Civic Eagle Joined The Conversation On Regulation And Creating Equitable Tech Policies


  • Civic Eagle is on a mission to provide equity solutions tech policy teams can follow.
  • Companies like Amazon and Microsoft have flexible yet unspecified policies for the workplace and the technology they use.
  • The American Association for the Advancement of Science’s (AAAS) public forum illustrates the importance of more Black professionals in science and technology fields. 

Wintana Melekin, Customer Solutions Manager at Civic Eagle, a technology service promoting democracy, recently spoke on the company’s policy engagement and creation for a webinar with Ashley Robinson, Deputy State Director of America Votes Georgia, a coordination hub for advancing votes. The two professionals explored how an organization can take action in equity and racial justice. 

“There are real authentic conversations that need to be had,” Robinson said during the webinar. “Our consumers are so much more than what their favorite brands are because they also have real issues.”

The webinar is one of the resources Civic Eagle provides for easier access to information affecting Black communities. Enview, Civic Eagle’s policy tracking platform, gives advocacy and government affairs teams legislative technology. Robinson enjoys sharing and highlighting legislation allowing teams to collaborate in real-time.

Melekin and Robinson discuss how companies can close the gap on unknown issues. Robinson believes organizations and companies have shared interests whether they like it or not. She suggests to companies that they have to talk to lobbyists. 

Some companies and organizations have advocated for tech companies to implement more robust policies before and during the pandemic.

Black Lives Matter has moved social justice forward in person and on social media. The hashtag BlackLivesMatter was used nearly 30 million times on Twitter from its first use in 2013, according to a Pew Research report. The hashtag was used in correlation to the Black community and race discrimination, violent acts and other impacts on the community. 

The 2020 American Association for the Advancement of Science’s AAAS Science and Technology public forum emphasizes diversity and inclusion. Speakers offered guidance on the systemic approaches institutions can take to make the scientific enterprise a welcome space for scientists of color. There were conversations around how diversity can strengthen innovation and problem-solving. Next year’s forum will focus on previous years of discussion and current issues.

A 2017 Techandpublicgood report suggests solution areas to policy regulation are stacked up against emerging technology. The report outlines The Stanford Business School’s new Policy Innovation Initiative. The report points out that tech companies should stop lobbying and reach out to policymakers to create lasting change in the tech industry. Policy teams within tech companies can also consider tying solid benefits to emerging technology for more jobs and retraining displaced workers. 

Increasingly, companies and their leaders are calling for reforms in social justice, but big tech companies have indefinite policy reforms. 

Amazon is leaving some policy choices up to Director level workers. This decision provides more flexibility but comes at the same time Amazon is trying to fill 40,000 corporate and tech jobs. Other companies like Microsoft are following Amazon’s lead of policy creation by leaving its return to work date open-ended. As a result of the pandemic, the two tech giants are using experiential policies that are subject to change.

Law firms are increasingly using Microsoft Teams since the pandemic, according to a report. Using the software for messages has created Teams-specific data collection policies uncommon to some law firms, according to the 2021 LTN Law Firm Tech Survey. The survey notes that 58 percent of respondents said they did not have an official policy for collecting non-email sources of electronic data from Microsoft Teams. 

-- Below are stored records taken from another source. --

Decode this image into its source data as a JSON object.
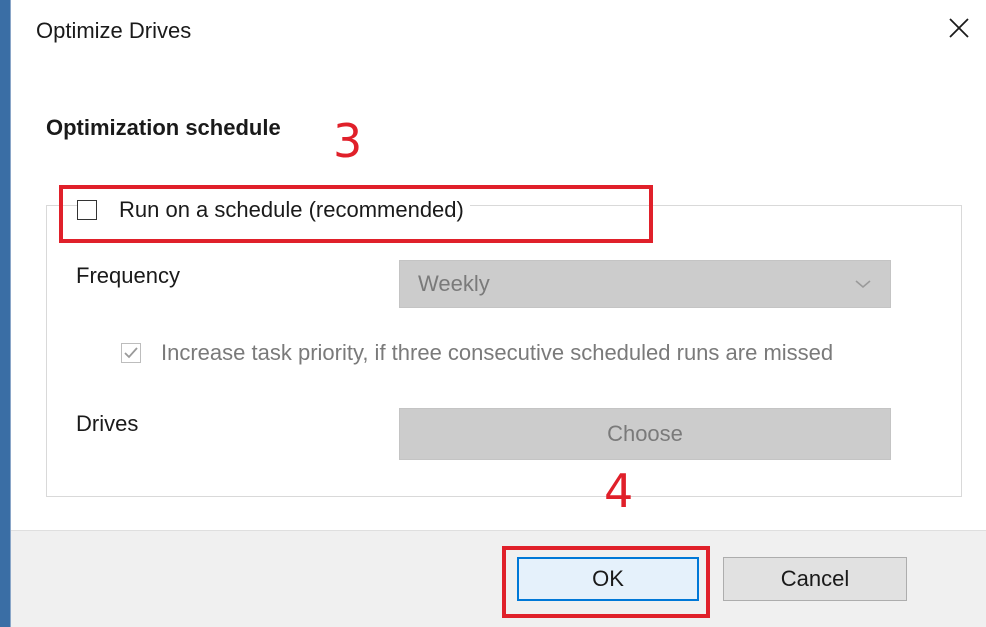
{
  "dialog": {
    "title": "Optimize Drives",
    "close_label": "×"
  },
  "schedule": {
    "section_title": "Optimization schedule",
    "run_on_schedule": {
      "label": "Run on a schedule (recommended)",
      "checked": false
    },
    "frequency": {
      "label": "Frequency",
      "selected": "Weekly"
    },
    "increase_priority": {
      "label": "Increase task priority, if three consecutive scheduled runs are missed",
      "checked": true,
      "disabled": true
    },
    "drives": {
      "label": "Drives",
      "button_label": "Choose"
    }
  },
  "footer": {
    "ok_label": "OK",
    "cancel_label": "Cancel"
  },
  "annotations": {
    "step_3": "3",
    "step_4": "4",
    "color": "#e0202a"
  },
  "colors": {
    "accent": "#0078d7",
    "disabled_fill": "#cccccc",
    "disabled_text": "#7a7a7a"
  },
  "icons": [
    "close-icon",
    "checkbox-icon",
    "check-icon",
    "chevron-down-icon"
  ]
}
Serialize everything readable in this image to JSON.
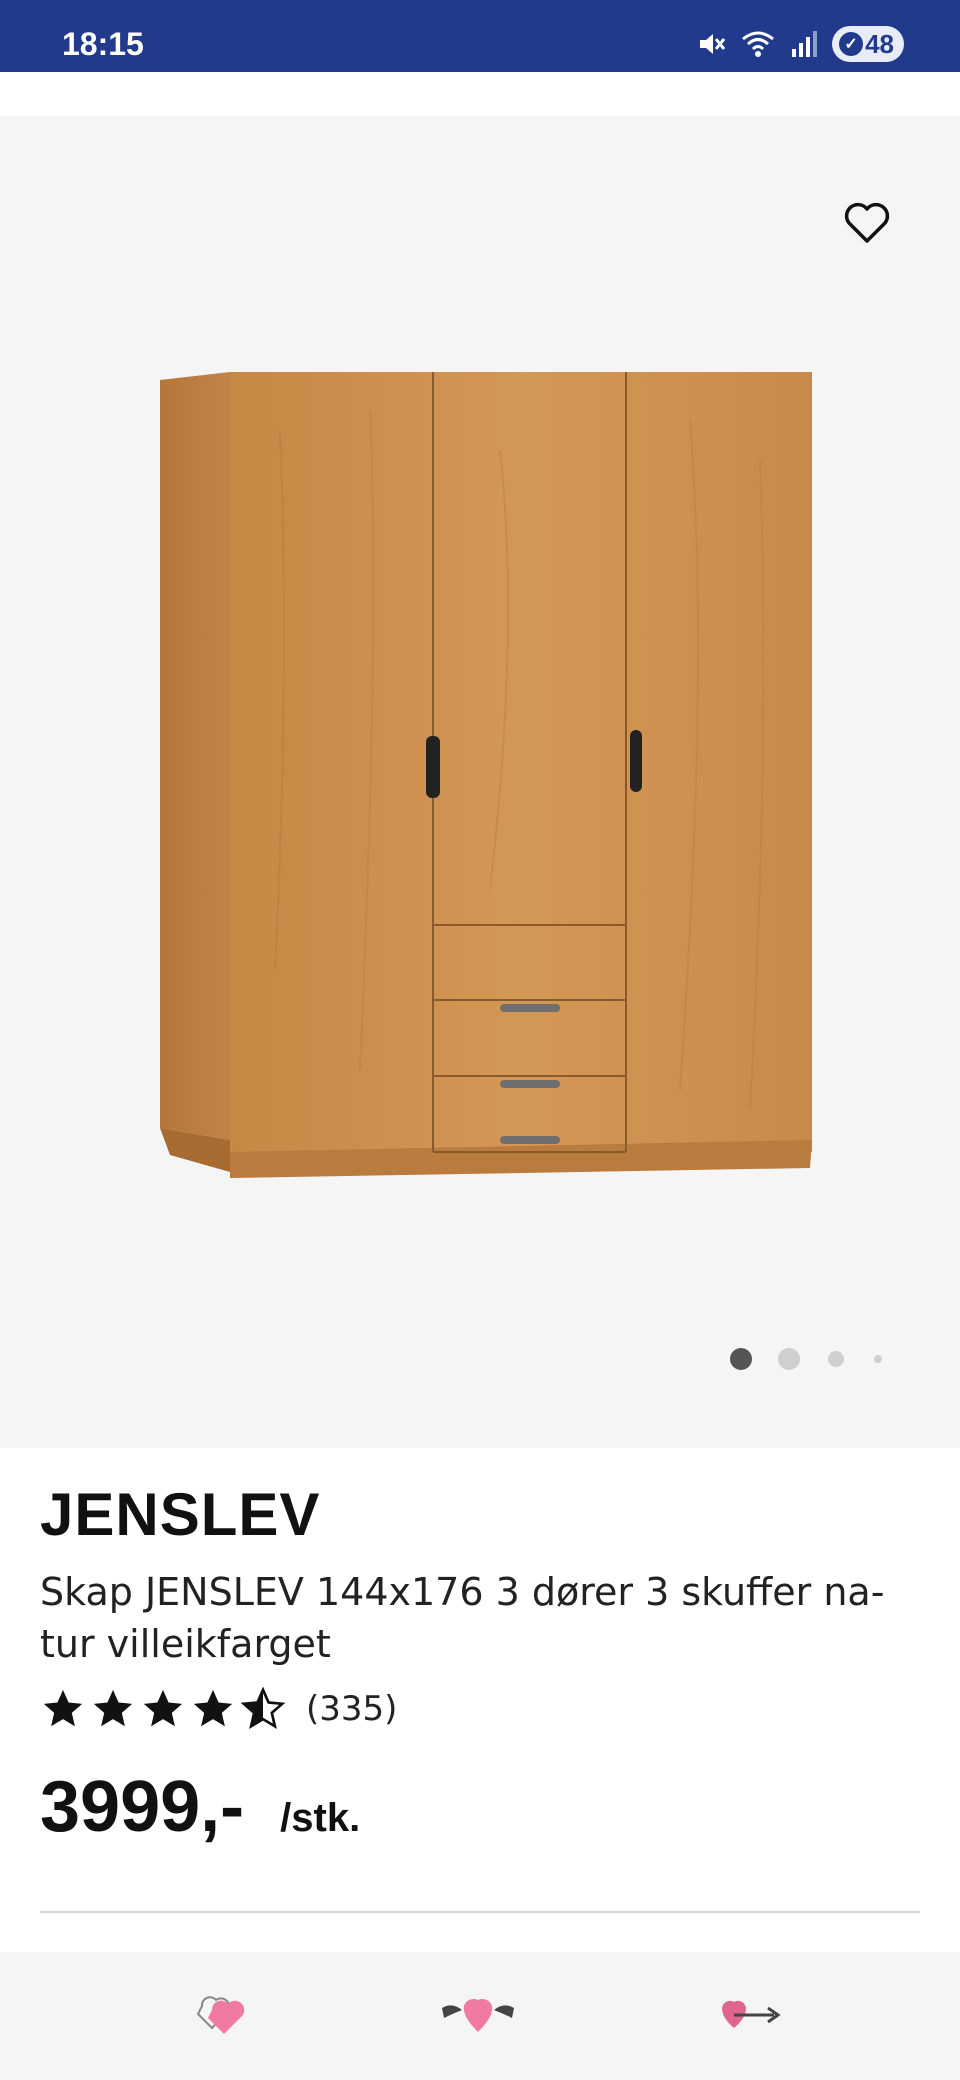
{
  "status_bar": {
    "time": "18:15",
    "battery": "48",
    "icons": [
      "mute-icon",
      "wifi-icon",
      "signal-icon",
      "battery-icon"
    ]
  },
  "product": {
    "brand": "JENSLEV",
    "title": "Skap JENSLEV 144x176 3 dører 3 skuffer na-tur villeikfarget",
    "rating": 4.5,
    "rating_max": 5,
    "review_count": "(335)",
    "price": "3999,-",
    "price_unit": "/stk."
  },
  "carousel": {
    "total": 4,
    "active_index": 0
  },
  "bottom_nav": {
    "icons": [
      "heart-sketch-icon",
      "winged-heart-icon",
      "heart-arrow-icon"
    ]
  },
  "colors": {
    "status_bar": "#223a8c",
    "image_background": "#f5f5f5",
    "wood": "#c98a4b"
  }
}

The report explains that there are no regulatory policies for Teams, but some law firms are creating their own from pre-established governances. Microsoft Teams’ messages and chat history are held in Exchange and OneDrive. Before using Teams, law firms were managing data held in Exchange and SharePoint.

While many companies are slowly creating more policies for emerging tech, we have a long have to go in regulation. Policy teams can implement more conversations with customers and corporate superiors to better maintain societal and company issues.

Cheri Pruitt-Bonner

Cheri is an Atlanta-based journalist who strives to serve the community by bringing nuance to each story. She has previously written about politics and government affairs for Georgia State University's student media.